Belief in the authenticity of a particular apparition is never necessary for salvation. If someone says you can’t be saved unless you believe in a particular apparition, you can be sure the person doesn’t know what he’s talking about.
Why do Catholics believe in this or that apparition? The reasons vary. Some are intrinsically stronger than others. Some people believe because they approve of the message.

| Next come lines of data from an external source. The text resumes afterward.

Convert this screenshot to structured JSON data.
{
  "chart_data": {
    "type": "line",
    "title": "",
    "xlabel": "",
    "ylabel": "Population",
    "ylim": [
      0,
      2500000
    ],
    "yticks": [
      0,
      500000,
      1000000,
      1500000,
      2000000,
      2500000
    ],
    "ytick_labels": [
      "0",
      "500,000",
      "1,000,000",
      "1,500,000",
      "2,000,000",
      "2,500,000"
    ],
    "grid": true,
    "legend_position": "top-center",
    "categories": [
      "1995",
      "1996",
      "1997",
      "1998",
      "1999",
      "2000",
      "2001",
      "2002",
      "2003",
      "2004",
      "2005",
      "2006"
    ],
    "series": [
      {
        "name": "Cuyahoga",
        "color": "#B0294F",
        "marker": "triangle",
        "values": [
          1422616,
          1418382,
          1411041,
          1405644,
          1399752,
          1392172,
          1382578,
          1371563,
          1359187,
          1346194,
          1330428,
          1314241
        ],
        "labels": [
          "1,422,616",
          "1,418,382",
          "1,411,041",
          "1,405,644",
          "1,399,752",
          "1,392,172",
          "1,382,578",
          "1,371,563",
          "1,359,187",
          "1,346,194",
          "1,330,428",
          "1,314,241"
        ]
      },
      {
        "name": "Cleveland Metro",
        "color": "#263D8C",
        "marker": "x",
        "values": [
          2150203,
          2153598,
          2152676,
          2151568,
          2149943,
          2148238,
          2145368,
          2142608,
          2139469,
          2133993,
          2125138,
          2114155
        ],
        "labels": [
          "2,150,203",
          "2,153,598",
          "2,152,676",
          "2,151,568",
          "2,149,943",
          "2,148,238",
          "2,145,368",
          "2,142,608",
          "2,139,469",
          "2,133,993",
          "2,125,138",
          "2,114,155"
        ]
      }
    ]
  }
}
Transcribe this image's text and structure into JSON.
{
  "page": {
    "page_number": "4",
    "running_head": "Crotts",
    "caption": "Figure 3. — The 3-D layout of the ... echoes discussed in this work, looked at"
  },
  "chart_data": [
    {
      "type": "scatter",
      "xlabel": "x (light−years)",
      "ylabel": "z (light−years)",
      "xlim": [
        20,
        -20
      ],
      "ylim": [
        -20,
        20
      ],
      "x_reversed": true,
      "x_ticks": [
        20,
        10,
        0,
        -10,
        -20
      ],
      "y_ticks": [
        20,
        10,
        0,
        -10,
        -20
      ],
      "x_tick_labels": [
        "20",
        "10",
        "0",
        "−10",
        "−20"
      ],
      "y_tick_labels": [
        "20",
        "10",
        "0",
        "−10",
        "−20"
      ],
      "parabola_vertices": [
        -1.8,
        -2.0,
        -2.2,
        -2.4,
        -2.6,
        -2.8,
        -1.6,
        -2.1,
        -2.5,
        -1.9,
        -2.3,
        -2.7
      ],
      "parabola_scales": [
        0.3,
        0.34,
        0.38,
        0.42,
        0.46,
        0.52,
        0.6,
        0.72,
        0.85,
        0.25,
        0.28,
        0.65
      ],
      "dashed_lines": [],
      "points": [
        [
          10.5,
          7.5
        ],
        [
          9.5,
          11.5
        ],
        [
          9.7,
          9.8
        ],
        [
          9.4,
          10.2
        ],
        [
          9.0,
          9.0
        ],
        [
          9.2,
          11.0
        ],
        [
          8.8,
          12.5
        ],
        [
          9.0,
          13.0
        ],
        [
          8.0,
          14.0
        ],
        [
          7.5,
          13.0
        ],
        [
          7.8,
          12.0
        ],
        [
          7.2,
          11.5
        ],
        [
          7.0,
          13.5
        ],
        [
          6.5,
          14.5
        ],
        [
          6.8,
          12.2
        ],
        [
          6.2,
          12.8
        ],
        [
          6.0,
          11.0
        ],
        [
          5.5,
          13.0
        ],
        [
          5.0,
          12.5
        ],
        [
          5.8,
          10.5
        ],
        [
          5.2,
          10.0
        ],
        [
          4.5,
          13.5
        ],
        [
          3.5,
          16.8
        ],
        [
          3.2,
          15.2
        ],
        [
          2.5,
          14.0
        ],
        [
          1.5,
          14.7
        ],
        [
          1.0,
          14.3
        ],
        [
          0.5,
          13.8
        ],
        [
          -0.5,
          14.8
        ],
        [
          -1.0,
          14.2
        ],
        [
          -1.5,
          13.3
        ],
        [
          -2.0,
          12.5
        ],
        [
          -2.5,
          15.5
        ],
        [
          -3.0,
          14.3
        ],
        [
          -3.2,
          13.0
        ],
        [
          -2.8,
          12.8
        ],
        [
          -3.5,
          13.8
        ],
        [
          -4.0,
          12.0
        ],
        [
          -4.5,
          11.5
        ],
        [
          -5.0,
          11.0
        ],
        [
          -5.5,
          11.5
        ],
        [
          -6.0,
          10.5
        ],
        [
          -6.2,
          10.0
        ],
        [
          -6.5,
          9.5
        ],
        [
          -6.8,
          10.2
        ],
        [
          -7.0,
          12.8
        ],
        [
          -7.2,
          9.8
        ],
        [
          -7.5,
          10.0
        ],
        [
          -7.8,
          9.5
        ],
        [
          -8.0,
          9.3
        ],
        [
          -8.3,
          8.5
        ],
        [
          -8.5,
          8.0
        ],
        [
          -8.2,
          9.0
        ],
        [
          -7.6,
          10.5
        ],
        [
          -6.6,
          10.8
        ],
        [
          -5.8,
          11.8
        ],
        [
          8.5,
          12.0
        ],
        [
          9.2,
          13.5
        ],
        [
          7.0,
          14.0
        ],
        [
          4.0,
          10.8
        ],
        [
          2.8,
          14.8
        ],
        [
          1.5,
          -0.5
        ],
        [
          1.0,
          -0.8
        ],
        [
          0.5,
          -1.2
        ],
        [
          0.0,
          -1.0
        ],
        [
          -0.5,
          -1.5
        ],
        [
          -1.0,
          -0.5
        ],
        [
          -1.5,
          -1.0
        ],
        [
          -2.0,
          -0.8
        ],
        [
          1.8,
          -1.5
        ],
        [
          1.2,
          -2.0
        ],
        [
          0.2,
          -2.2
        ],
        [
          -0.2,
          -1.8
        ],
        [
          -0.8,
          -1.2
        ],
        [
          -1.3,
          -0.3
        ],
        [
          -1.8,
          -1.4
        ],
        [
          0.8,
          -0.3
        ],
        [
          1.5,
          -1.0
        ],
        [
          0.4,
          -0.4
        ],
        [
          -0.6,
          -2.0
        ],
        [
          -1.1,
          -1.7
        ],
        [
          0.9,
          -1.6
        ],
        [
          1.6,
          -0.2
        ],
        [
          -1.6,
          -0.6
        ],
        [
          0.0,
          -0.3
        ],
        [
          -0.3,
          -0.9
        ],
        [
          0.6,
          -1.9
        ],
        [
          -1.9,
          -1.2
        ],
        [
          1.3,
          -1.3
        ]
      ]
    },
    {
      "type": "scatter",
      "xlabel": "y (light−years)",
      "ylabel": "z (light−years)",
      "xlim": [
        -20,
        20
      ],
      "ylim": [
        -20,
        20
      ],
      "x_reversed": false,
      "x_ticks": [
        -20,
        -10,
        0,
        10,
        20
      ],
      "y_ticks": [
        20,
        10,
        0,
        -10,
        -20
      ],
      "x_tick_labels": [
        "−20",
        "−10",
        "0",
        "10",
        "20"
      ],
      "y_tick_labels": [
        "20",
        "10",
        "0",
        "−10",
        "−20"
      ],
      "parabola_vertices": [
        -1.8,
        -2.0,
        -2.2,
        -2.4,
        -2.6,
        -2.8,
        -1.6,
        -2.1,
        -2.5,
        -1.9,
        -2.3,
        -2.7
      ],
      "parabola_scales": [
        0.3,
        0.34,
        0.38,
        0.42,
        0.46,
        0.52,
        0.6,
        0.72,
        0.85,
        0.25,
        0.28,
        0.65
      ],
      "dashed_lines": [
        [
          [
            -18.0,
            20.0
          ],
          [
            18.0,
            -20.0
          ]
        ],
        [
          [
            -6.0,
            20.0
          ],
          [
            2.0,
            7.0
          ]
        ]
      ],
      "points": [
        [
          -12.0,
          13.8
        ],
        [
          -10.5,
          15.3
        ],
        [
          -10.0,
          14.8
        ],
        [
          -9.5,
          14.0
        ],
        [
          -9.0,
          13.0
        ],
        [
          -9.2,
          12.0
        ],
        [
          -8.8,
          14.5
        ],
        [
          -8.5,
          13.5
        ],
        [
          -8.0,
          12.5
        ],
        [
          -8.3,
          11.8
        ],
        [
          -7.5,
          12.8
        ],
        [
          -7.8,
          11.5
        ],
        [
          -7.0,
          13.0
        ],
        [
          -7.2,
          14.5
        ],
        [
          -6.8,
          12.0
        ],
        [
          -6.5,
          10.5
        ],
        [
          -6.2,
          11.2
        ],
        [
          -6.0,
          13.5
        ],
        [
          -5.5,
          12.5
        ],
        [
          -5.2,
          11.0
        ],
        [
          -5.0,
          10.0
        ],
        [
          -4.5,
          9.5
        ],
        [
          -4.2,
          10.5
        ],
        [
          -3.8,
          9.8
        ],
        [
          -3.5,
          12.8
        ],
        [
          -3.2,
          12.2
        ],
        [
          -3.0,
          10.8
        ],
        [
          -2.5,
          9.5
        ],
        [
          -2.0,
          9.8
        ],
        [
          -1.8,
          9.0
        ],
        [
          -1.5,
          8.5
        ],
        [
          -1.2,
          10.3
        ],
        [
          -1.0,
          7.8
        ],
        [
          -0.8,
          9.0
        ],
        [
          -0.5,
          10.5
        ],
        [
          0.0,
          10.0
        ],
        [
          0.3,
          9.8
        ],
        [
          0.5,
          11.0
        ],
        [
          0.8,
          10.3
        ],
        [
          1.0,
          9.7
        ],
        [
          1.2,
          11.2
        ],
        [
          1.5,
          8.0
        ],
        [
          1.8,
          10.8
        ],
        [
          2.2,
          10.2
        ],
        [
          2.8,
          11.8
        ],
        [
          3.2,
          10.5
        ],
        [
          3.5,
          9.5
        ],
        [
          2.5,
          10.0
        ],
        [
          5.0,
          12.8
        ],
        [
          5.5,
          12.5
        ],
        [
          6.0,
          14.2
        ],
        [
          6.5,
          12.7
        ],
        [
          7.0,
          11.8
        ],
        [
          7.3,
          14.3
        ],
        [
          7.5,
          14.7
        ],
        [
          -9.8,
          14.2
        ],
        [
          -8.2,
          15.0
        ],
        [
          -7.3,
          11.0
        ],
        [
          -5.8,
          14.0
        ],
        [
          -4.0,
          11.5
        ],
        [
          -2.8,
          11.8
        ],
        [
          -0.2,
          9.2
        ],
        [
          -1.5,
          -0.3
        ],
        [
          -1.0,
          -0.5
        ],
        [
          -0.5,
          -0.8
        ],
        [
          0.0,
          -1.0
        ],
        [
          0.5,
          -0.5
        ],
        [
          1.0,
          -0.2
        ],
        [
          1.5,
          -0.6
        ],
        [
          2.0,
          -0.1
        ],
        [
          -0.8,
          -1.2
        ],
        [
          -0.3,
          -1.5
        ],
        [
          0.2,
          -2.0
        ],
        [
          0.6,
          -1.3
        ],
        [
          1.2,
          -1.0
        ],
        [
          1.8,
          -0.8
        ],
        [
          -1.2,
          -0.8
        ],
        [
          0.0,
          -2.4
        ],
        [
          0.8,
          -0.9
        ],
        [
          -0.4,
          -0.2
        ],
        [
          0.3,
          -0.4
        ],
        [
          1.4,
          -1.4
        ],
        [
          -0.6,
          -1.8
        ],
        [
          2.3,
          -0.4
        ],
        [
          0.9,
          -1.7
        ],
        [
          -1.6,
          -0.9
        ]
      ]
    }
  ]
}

Others believe because they approve of other people who believe in the apparition, or they believe the testimony of the visionaries who claim to have received the apparition. Some folks are impressed with the spiritual signs or effects attributed to applying the message of the apparition. Still others believe because of miracles associated with the apparition. Often several reasons converge in the mind to form a moral certitude of the authenticity of the apparition and its message.
Let’s limit ourselves to the issue of miracles as proof, and let’s consider Fatima and Lourdes. At Fatima, on October 13, 1917, 70,000 people witnessed what has become known as the Miracle of the Sun. Even the anticlerical Portuguese newspapers reported the zigzagging of the sun and the remarkable drying up of the ground and of the witnesses’ rain-soaked clothes. It had been raining hard the previous night and into the morning. A few people who were present at Fatima and saw these occurrences are still alive. Not one has come out, after a long lifetime, to say the whole thing was a hoax. Some commentators, then and now, claim the Miracle of the Sun was an example of mass hallucination, but hallucination is a solitary phenomenon. In medical literature, there are no records of even two people having the same hallucination at the same time, so how can 70,000 see the same thing, especially when some of them — such as governmental authorities who were atheists — were predisposed to disbelieve in anything smacking of the miraculous?
KARL KEATING is the founder of Catholic Answers. This column is reprinted with permission from his book What Catholics Really Believe — Setting the Record Straight: 52 Answers to Common Misconceptions About the Catholic Faith, page 63 (Ignatius Press, San Francisco 1995).
Catechism 101
“Throughout the ages, there have been so-called ‘private’ revelations, some of which have been recognized by the authority of the Church. They do not belong, however, to the deposit of faith. It is not their role to improve or complete Christ’s definitive Revelation, but to help live more fully by it in a certain period of history. Guided by the Magisterium of the Church, the sensus fidelium knows how to discern and welcome in these revelations whatever constitutes an authentic call of Christ or his saints to the Church.”